Touching her would somehow make it real.
She had tubes up her nose, and in her arm. They had shaved most of her hair, and her head was swathed in bandages. She looked so young and so pale and so fragile...
He dropped his eyes and forced himself to put one foot in front of the other until he reached her bedside. Her arms lay on the covers by her sides, the left one, nearest him, discolored by bruises from shoulder to wrist. For a long moment he just stood, hands gripping the bed rail, watching her, feeling something break inside him.
It was real. He wasn't going to wake up. And neither was she.
He unclenched one hand from the rail and reached out gingerly to take her hand in his. Such a simple gesture, yet one they had rarely been permitted. Her hand was cool and dry, and completely unresponsive. He laced his fingers with hers and squeezed gently, bending down to kiss her forehead below the bandages.
Fingers still entwined, he sat down in the chair beside her bed and began his vigil.
Despite the doctor's prediction, the early summer sunrise found Claire still breathing. She lived through the day, and into the next night, and Jack felt such a pride in her. She had always been strong. He left her side only to allow her mother and stepfather some time alone with her, and filled his hours beside her telling her all the things he had vowed he would the night before. He talked himself hoarse, clinging to the irrational conviction that it was somehow the sound of his voice that was keeping her here, and if he could only keep it up long enough, she would have to wake up.
He remained beside her when her heart finally gave out, while the doctors worked to revive her, until she was pronounced at 3:18 am.

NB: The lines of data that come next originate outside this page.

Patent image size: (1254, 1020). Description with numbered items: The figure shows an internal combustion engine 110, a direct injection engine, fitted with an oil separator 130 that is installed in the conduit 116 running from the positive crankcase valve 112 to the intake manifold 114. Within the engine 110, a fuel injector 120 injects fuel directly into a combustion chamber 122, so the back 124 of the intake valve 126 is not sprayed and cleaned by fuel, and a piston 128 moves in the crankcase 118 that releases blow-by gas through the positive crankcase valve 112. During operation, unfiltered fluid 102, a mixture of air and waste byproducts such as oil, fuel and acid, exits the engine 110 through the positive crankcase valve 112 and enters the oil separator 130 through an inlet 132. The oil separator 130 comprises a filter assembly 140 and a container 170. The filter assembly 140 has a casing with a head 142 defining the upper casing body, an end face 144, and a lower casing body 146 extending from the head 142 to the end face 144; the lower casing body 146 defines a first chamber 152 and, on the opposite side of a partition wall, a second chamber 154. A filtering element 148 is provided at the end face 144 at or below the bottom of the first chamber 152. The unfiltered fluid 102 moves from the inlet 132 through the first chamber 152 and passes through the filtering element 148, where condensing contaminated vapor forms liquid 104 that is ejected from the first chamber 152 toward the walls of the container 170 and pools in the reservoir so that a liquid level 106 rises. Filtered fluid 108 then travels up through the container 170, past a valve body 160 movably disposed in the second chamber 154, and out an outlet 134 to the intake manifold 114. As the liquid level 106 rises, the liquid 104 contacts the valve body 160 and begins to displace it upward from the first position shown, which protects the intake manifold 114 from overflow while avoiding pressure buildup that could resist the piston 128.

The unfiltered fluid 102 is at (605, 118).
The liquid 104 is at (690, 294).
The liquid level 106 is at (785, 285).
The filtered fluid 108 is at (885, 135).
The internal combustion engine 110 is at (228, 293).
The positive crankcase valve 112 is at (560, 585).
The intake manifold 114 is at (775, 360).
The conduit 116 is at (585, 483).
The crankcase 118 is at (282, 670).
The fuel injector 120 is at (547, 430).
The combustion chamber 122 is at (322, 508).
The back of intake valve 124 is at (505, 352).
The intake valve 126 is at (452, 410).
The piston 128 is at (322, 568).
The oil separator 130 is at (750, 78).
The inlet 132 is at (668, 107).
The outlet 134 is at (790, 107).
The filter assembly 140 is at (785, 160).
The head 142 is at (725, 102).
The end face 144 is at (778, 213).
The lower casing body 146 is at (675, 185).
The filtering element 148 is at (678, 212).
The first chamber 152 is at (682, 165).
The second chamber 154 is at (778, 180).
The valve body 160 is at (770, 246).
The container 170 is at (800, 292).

Jack left the cemetery as soon as he could, and he managed to avoid having to speak to anyone. Most of the people who had come to pay their respects were, of course, Claire's friends and family. The part of her life that she had shared with him had so little to do with any of them that Jack felt very much like an interloper. It was as though he didn't even know this person whose life they had all come here to celebrate. Her mother had taken over and arranged a Catholic funeral. He didn't think she would have approved. The spirit of the Claire he had known was nowhere to be found in the ornate cathedral.
He took a cab home, but didn't go inside, heading instead for the underground parking. He brought out his motorcycle, and rode aimlessly through the streets, trying to escape the edginess that had settled in during the funeral.
It seemed almost inevitable that he would eventually wind up outside Claire's building. It was as though something in him, some need had been drawing him here all along. He had felt no connection to Claire during the service. It hadn't brought him any of the small peace it seemed to give her mother. He needed, in some way, to feel close to her.
The air in the apartment felt heavy and still, and utterly silent. He closed the door quietly behind him and just stood. She was all around him. Every object his gaze fell upon brought forth more memories. Memories of times that had belonged uniquely to the two of them. He lingered on the couch, seeing in his mind's eye the many Sunday mornings they had spent stretched out there together, surrounded by the wreckage of the Sunday paper, her head on his chest, or his feet in her lap.
His chest felt tight, and his throat ached. He closed his eyes and sucked in a deep breath before finally moving on to the bedroom. He stopped in the doorway. It didn't look as though anyone had been in there since he left. It was all just the same...
Claire had sat on the edge of the bed, right there, buttoning her shirt. He closed his eyes. He could see the exact set of her shoulders, how upset she was. Slowly, he entered the room, walked around the bed, sat down beside her. He could almost smell her perfume. He reached out to lay his hand on her knee, wishing with his whole soul for just that brief contact.
His hand clenched in the still-rumpled sheets.
He let his head sink slowly, and finally gave in to his grief.